Inspiration

We wear smart glasses every day but the AI assistants available for them are basic — they're either locked to a single cloud provider or can't access any real tools. We wanted an AI on our glasses that could do everything our desktop AI agent could do: search the web, run code, manage emails, query knowledge bases — all hands-free through voice. OpenClaw already gives us a powerful self-hosted AI gateway with 20+ channel integrations (Discord, Telegram, Slack), so we asked: why can't smart glasses be just another channel?

What it does

Edith is a voice AI assistant for smart glasses. Say "Hey Edith" and ask anything — she responds through your glasses speakers using your own OpenClaw agent, with full access to your tools, memory, and integrations.

  • Voice conversations — Ask questions, get answers spoken back through your glasses
  • Vision — "What am I looking at?" captures a photo from the glasses camera and sends it to your AI agent
  • Knowledge search — Powered by Senso.ai, query your document knowledge base hands-free
  • Code generation — Powered by Augment Code's Auggie CLI, build and debug code by voice
  • Secure multi-user — Powered by Unkey, API key auth protects the relay with rate limiting and usage analytics
  • Full agent access — Anything your OpenClaw agent can do (browse the web, execute code, manage files, send messages), Edith can do through voice

How we built it

The architecture has two components connected by WebSocket:

  1. Edith App (hosted on DigitalOcean) — A Bun/TypeScript server using the Mentra SDK. Handles wake word detection ("Hey Edith"), speech transcription, camera capture, and text-to-speech output. Acts as a WebSocket relay between the glasses and OpenClaw.

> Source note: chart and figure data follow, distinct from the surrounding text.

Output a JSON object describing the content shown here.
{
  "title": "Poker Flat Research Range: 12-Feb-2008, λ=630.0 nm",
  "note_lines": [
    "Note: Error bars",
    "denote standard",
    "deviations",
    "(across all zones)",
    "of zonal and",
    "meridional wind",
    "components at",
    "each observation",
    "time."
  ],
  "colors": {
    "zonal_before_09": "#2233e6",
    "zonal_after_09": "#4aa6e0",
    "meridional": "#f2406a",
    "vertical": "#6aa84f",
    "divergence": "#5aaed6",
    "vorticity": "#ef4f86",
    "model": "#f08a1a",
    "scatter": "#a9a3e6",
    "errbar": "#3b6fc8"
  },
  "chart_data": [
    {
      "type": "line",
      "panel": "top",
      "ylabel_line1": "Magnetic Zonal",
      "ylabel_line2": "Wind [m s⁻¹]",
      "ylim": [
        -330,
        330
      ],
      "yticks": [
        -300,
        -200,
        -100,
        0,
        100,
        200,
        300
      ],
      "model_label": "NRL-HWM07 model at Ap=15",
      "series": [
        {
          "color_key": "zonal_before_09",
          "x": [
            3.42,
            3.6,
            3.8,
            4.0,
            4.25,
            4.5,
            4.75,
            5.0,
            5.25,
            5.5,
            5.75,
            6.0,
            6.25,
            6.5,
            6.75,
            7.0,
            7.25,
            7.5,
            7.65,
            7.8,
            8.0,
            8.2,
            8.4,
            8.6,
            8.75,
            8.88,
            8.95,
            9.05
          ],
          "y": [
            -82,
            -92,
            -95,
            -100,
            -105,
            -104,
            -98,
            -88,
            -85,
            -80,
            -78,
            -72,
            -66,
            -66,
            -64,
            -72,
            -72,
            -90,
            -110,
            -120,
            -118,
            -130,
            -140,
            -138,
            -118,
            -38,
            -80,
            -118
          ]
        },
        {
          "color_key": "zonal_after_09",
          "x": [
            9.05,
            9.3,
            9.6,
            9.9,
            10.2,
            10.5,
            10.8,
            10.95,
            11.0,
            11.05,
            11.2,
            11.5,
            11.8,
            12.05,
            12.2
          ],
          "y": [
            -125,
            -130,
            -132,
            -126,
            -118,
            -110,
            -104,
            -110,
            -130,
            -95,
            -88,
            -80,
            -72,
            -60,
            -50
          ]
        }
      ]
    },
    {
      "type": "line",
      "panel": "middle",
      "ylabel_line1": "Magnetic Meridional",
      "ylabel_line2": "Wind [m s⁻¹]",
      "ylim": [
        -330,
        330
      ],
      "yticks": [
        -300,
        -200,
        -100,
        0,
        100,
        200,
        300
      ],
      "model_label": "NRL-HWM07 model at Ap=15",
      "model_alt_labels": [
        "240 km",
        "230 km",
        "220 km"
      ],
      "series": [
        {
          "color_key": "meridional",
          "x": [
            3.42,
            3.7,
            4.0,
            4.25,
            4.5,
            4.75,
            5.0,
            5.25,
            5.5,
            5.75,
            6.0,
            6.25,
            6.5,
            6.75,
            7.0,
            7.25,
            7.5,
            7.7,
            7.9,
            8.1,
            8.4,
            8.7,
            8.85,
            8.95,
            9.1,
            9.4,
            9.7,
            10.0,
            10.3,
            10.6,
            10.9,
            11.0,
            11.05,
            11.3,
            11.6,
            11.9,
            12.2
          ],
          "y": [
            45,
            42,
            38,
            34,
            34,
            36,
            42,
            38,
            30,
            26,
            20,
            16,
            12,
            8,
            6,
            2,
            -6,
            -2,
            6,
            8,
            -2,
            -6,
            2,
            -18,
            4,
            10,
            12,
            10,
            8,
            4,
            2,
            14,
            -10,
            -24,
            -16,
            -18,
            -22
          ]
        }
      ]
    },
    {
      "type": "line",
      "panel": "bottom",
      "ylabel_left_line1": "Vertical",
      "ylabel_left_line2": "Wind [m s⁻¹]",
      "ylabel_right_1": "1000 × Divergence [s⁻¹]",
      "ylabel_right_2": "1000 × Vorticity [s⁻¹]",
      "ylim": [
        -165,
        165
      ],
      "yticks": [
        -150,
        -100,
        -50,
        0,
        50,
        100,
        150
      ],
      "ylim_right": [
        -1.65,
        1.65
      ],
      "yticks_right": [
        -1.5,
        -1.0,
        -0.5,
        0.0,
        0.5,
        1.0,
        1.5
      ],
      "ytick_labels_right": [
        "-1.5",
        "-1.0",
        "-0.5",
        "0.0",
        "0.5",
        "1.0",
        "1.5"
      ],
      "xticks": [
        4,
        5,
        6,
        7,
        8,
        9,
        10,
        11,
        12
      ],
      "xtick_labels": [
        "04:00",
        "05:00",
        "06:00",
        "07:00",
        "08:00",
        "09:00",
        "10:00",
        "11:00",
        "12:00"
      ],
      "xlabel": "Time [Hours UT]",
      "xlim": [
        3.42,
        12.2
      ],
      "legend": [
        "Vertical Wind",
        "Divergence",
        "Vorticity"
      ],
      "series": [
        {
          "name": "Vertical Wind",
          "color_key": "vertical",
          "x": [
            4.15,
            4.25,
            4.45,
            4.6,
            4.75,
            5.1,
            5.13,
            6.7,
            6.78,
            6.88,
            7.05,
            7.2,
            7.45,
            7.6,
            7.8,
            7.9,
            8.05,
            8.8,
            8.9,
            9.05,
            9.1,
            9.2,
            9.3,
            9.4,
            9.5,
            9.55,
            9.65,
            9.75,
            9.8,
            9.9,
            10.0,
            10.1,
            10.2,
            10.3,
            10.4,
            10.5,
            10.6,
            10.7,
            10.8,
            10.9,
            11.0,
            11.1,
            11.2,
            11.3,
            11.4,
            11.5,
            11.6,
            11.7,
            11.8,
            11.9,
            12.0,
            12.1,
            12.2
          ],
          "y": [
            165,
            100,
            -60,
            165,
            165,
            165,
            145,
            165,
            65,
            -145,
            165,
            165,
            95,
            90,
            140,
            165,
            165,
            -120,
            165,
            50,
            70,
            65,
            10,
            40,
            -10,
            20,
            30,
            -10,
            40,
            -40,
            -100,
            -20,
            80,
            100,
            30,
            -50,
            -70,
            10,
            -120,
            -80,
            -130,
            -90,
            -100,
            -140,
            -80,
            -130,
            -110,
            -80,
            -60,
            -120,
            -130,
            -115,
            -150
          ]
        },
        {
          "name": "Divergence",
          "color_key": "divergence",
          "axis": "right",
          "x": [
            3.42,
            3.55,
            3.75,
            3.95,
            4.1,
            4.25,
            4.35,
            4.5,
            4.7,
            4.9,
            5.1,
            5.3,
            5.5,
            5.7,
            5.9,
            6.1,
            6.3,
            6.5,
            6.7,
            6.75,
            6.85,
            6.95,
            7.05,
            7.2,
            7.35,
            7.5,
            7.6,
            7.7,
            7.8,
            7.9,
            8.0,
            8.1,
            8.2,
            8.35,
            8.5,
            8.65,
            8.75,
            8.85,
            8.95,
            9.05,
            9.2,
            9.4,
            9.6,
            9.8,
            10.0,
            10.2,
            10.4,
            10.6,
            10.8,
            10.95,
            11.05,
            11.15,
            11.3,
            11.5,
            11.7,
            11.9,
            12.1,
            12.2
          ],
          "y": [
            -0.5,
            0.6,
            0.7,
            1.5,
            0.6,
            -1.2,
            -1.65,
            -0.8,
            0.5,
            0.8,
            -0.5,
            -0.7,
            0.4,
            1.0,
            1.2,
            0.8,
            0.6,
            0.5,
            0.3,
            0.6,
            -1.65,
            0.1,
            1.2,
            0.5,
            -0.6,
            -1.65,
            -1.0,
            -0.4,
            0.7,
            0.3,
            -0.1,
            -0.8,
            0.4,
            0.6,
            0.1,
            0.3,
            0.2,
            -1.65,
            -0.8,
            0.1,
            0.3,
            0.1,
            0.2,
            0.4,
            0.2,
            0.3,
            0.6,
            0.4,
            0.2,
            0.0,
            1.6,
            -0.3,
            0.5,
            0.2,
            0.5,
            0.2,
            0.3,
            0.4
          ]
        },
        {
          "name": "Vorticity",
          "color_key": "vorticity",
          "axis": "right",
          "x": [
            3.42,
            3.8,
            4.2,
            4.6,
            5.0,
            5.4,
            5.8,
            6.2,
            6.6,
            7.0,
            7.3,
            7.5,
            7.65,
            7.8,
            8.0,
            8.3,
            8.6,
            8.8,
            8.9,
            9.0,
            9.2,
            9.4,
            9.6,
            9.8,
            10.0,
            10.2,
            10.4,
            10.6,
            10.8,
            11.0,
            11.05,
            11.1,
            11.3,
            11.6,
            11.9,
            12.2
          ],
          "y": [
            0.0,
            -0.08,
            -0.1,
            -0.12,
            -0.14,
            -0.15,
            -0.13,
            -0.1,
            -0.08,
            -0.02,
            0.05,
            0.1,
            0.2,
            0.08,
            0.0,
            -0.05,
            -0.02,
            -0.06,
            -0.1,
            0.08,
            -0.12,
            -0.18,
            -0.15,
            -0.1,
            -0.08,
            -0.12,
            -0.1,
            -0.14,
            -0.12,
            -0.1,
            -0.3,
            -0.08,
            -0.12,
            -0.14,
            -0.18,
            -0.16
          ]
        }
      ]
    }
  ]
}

  2. OpenClaw Plugin (runs on user's machine) — A channel plugin that connects outbound to the Edith app via WebSocket, just like Discord and Telegram plugins connect outbound to their platforms. When a message arrives, it dispatches through OpenClaw's full agent pipeline and sends the response back.

The key insight: the plugin connects outbound to the cloud app, so users never need to expose ports or set up tunnels. We integrated Senso.ai for knowledge search, Unkey for API key verification on the WebSocket relay, and Augment Code's Auggie CLI for hands-free code generation — all as OpenClaw skills that any user can install.

Challenges we ran into

  • WebSocket upgrade conflicts — The Mentra SDK has its own WebSocket handlers that were intercepting our /openclaw-ws upgrade requests and closing them. We had to prepend our upgrade listener before the SDK's to prevent this.
  • Link code race condition — The OpenClaw plugin often connects before the glasses session starts, so the link code isn't registered yet. We solved this by auto-registering any link code on first connection rather than validating against a pre-registered set.
  • OpenClaw plugin API compatibility — Functions like resolveStorePath and dispatchReplyFromConfig had different signatures than expected. Required careful reading of the OpenClaw source to get the dispatch pipeline working.
  • Photo capture — The Mentra SDK routes camera requests through the phone app via BLE, so photos fail when the phone is asleep. Added defensive error handling so vision queries gracefully fall back to text-only.

Accomplishments that we're proud of

  • It actually works end-to-end — You put on glasses, say "Hey Edith, what's up?" and your OpenClaw agent responds through the speakers. The full pipeline: voice → transcription → WebSocket → OpenClaw agent → response → TTS → glasses.
  • Published as a real product — The plugin is on npm (openclaw-edith-glasses), the setup skill is on ClawHub and Shipables, and the app is on the Mentra app store. Anyone with OpenClaw and Mentra glasses can use it today.
  • Zero-config networking — No port forwarding, no tunnels, no firewall rules. The plugin connects outbound like Discord and Telegram bots do.
  • 4 sponsor integrations that each solve real problems, not just checkbox demos.

What we learned

  • OpenClaw's channel plugin architecture is remarkably well-designed — once you understand the ChannelPlugin interface and the dispatch pipeline, adding a new channel is mostly config and plumbing.
  • The Agent Skills open standard (SKILL.md) is powerful for distributing AI capabilities. A skill is just a markdown file, but it gives the LLM everything it needs to use a new tool autonomously.
  • Smart glasses are a surprisingly natural interface for AI — the always-on microphone and camera make them the perfect "ambient AI" device. The hard part isn't the AI, it's the plumbing between the glasses and your agent.

What's next for Edith

  • Streaming responses — Currently Edith waits for the full response before speaking. We want to stream TTS as the agent generates, for near-instant responses.
  • Proactive notifications — Have Edith tap your glasses and speak when something important happens (email from your boss, calendar reminder, build failure).
  • Multi-modal context — Continuous camera feed analysis, not just single photos. "Edith, keep an eye on this and tell me when it changes."
  • More glasses platforms — Even Realities G1, Vuzix Z100, and future AR devices.